|
|
|
|
|
Design
Following diagram shows a simple search engine design:
Fig 2.1
Search engine consist of three major components: Search Index, Index Generator, and Searcher
Index Generator works off-line and generates transient index which need to be synchronised with permanent index . Major components of Index Generator are: Parser and Crawler. Crawler crawls and gets the documents like in case of web search engine, crawler will go around the Internet looking for documents and downloading the same. Crawler will also need to check for updates to documents already downloaded and/or present in Search Index. Parser will parse these documents and may be based on partial or as much as possible relevancy, create search index entries.

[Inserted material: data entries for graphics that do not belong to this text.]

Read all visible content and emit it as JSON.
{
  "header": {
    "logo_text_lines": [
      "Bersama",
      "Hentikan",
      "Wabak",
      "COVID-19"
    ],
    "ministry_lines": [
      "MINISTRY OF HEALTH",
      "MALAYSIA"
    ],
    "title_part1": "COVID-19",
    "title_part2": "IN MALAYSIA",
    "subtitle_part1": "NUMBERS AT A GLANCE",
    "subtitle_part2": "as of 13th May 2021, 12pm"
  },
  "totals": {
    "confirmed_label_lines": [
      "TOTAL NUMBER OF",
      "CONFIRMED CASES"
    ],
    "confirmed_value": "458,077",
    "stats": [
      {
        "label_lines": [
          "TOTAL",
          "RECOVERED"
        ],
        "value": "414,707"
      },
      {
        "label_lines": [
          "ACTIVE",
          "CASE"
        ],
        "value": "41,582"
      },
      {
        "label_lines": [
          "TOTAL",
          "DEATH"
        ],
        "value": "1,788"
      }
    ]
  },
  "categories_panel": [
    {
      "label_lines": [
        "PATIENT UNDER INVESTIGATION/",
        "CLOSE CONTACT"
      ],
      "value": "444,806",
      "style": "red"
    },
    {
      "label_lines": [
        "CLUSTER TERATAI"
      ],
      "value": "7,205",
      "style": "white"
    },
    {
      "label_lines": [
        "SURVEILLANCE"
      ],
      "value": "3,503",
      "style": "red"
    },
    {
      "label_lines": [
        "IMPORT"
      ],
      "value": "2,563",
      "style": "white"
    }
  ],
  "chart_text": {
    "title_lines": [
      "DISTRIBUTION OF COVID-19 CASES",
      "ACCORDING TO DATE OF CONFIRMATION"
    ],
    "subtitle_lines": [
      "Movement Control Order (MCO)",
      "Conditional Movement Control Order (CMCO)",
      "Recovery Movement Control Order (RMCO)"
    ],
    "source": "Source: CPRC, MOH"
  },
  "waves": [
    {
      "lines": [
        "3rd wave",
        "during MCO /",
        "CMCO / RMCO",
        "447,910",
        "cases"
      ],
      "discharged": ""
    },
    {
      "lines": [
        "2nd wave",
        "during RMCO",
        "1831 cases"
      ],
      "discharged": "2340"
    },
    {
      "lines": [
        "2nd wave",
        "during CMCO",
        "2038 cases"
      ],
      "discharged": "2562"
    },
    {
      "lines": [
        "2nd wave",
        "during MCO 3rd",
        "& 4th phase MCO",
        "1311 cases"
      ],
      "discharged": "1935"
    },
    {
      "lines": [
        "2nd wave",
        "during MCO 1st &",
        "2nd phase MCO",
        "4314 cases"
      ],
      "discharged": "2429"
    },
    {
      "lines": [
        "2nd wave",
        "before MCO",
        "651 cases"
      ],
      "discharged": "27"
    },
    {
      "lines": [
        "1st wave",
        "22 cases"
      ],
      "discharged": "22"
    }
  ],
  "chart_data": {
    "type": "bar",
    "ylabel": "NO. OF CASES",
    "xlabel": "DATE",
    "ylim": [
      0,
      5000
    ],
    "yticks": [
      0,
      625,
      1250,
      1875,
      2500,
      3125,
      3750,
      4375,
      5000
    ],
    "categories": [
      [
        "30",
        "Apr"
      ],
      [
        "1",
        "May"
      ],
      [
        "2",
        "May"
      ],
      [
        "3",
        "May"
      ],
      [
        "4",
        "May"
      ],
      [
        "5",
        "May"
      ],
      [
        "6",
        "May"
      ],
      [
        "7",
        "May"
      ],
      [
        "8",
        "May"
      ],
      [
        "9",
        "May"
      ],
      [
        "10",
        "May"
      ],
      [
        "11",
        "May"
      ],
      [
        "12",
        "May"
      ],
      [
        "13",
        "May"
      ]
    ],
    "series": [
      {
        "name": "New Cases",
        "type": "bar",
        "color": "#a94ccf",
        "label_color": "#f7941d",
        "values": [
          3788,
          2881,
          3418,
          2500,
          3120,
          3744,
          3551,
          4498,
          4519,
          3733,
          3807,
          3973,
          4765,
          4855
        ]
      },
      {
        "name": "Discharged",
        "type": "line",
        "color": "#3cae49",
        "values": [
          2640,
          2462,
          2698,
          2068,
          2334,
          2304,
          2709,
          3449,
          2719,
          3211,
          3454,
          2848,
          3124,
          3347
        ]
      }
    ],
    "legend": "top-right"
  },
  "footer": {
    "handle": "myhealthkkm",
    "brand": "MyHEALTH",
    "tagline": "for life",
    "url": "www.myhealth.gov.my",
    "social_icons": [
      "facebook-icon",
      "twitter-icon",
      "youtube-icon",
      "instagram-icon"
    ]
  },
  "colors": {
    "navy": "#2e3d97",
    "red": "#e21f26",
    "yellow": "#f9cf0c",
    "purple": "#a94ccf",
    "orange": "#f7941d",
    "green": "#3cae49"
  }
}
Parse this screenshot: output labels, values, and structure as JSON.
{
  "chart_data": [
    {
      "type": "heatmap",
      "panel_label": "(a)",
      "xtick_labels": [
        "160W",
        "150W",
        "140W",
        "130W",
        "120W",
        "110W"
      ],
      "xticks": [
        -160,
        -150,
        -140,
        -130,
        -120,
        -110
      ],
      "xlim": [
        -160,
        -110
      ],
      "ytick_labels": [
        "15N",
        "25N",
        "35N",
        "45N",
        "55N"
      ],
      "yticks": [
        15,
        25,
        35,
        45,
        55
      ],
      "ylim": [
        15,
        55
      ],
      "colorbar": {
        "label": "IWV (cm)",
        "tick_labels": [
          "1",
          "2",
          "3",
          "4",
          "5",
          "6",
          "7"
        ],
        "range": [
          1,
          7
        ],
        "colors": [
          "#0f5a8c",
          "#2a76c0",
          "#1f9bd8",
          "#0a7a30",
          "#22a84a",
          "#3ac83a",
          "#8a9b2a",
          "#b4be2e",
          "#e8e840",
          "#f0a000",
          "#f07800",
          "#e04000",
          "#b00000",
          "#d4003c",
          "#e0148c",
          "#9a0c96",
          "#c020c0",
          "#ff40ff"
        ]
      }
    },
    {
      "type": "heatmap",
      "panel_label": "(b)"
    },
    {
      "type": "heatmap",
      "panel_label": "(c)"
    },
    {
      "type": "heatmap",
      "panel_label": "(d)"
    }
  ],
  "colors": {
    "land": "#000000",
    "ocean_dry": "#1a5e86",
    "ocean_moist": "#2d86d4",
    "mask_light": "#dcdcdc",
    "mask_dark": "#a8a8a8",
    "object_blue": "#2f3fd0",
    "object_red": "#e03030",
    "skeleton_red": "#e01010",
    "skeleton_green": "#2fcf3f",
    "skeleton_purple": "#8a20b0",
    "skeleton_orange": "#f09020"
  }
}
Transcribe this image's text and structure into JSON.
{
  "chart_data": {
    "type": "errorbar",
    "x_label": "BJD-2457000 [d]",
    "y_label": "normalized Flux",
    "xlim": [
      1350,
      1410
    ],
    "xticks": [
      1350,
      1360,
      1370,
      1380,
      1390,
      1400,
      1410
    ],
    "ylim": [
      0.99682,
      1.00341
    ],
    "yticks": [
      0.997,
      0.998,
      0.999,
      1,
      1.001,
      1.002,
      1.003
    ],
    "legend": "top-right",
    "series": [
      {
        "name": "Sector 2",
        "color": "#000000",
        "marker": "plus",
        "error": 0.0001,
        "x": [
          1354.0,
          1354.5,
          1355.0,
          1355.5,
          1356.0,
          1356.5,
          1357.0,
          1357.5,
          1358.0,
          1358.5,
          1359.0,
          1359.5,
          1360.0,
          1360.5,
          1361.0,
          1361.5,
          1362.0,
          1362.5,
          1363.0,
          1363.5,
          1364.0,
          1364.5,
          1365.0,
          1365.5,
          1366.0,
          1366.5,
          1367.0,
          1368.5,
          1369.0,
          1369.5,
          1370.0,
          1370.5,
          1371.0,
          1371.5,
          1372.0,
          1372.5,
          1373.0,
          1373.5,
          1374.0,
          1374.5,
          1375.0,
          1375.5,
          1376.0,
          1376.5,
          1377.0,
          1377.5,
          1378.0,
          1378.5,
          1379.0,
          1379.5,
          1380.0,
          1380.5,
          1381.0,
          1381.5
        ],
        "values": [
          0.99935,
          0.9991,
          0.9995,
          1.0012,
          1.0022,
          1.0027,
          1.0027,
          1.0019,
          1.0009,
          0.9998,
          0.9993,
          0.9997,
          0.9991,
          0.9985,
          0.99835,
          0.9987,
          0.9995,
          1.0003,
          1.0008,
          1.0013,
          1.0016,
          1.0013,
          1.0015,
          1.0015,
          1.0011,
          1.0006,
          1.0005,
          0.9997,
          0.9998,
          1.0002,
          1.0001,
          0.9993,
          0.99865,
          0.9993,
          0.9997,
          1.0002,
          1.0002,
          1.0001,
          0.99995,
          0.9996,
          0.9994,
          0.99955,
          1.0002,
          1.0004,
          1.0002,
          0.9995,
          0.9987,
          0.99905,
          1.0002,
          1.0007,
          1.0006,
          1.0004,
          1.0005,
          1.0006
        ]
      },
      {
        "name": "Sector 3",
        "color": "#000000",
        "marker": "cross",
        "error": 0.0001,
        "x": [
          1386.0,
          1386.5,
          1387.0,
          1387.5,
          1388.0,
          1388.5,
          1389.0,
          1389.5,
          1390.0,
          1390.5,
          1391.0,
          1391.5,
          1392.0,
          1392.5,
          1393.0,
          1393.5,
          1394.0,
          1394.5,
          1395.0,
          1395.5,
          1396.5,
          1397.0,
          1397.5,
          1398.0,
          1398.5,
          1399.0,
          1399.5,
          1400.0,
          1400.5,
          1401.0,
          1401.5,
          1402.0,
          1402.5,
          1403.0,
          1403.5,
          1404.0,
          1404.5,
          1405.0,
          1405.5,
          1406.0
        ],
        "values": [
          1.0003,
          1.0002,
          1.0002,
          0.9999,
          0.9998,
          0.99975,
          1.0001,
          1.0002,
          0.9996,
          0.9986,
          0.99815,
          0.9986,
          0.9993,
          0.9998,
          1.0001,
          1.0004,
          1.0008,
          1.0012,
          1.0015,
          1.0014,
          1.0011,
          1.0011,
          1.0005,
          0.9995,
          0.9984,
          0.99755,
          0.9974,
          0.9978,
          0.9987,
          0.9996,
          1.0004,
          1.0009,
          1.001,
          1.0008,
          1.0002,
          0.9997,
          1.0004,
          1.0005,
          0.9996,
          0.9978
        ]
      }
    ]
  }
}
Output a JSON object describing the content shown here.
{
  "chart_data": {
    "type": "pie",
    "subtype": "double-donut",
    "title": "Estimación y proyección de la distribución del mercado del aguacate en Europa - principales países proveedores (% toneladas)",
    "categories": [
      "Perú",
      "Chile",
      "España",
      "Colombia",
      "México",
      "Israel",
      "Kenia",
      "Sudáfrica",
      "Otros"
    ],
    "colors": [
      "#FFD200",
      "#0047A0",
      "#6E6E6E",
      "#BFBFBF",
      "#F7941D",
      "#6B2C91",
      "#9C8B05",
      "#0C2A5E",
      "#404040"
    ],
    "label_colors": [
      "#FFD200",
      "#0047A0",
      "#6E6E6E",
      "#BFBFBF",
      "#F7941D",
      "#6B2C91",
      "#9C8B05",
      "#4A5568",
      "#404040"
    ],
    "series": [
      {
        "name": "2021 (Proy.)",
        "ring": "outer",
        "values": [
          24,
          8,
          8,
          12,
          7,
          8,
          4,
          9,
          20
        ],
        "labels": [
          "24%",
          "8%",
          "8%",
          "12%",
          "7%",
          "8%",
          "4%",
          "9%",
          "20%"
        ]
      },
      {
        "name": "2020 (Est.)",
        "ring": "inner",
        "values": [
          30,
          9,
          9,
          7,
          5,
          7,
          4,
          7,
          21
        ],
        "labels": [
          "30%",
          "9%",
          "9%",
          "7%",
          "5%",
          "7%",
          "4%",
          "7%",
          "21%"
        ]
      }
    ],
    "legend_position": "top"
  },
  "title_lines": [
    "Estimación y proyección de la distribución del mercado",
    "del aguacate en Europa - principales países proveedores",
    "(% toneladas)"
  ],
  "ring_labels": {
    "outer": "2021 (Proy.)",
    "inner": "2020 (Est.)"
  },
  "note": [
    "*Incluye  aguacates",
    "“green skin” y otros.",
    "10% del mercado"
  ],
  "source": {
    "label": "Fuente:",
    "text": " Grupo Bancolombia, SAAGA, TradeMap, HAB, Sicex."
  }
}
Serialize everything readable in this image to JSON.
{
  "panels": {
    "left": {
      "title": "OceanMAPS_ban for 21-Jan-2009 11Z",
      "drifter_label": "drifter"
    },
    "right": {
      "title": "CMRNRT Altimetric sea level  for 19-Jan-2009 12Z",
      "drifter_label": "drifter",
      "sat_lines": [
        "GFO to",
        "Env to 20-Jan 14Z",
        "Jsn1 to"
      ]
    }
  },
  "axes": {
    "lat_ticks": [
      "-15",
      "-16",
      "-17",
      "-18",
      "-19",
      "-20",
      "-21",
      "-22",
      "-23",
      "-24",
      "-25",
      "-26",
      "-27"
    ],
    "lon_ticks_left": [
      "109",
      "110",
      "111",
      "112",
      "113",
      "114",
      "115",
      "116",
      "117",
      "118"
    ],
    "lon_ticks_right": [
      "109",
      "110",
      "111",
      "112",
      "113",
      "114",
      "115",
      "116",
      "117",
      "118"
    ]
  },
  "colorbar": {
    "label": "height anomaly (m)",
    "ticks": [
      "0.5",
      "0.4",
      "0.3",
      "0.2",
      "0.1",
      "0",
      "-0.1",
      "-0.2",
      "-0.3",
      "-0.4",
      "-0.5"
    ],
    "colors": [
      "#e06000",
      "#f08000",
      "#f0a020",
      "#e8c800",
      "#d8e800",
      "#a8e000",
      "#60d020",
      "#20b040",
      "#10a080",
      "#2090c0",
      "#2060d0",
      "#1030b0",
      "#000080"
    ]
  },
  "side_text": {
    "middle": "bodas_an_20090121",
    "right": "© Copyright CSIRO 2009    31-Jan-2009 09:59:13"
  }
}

The search index entries are stored in transient part of Search Index which would be later synchronised with permanent part. Synchronisation is major process as many times it leads to rearrangement of Search Index as relevancy of a document keep changing with additions of new documents, modification of earlier documents, logic applied for relevancy etc. This is the reason Search Index will have at least two parts as mentioned.
Searcher is in charge of user interaction and it is relatively simple compared to other two components. Searcher may consist of Interface part and Logic part. Interface part takes care of user interface (simple line by line result or categorised results, font/colors etc.). Interface gets the results data from Logic part. Logic part searches in Permanent part of Search Index. Its job is simpler if Relevancy is properly taken care during indexing. Logic can in fact fine tune the relevancy.
|
|
|
|
|
|
|
|
|
|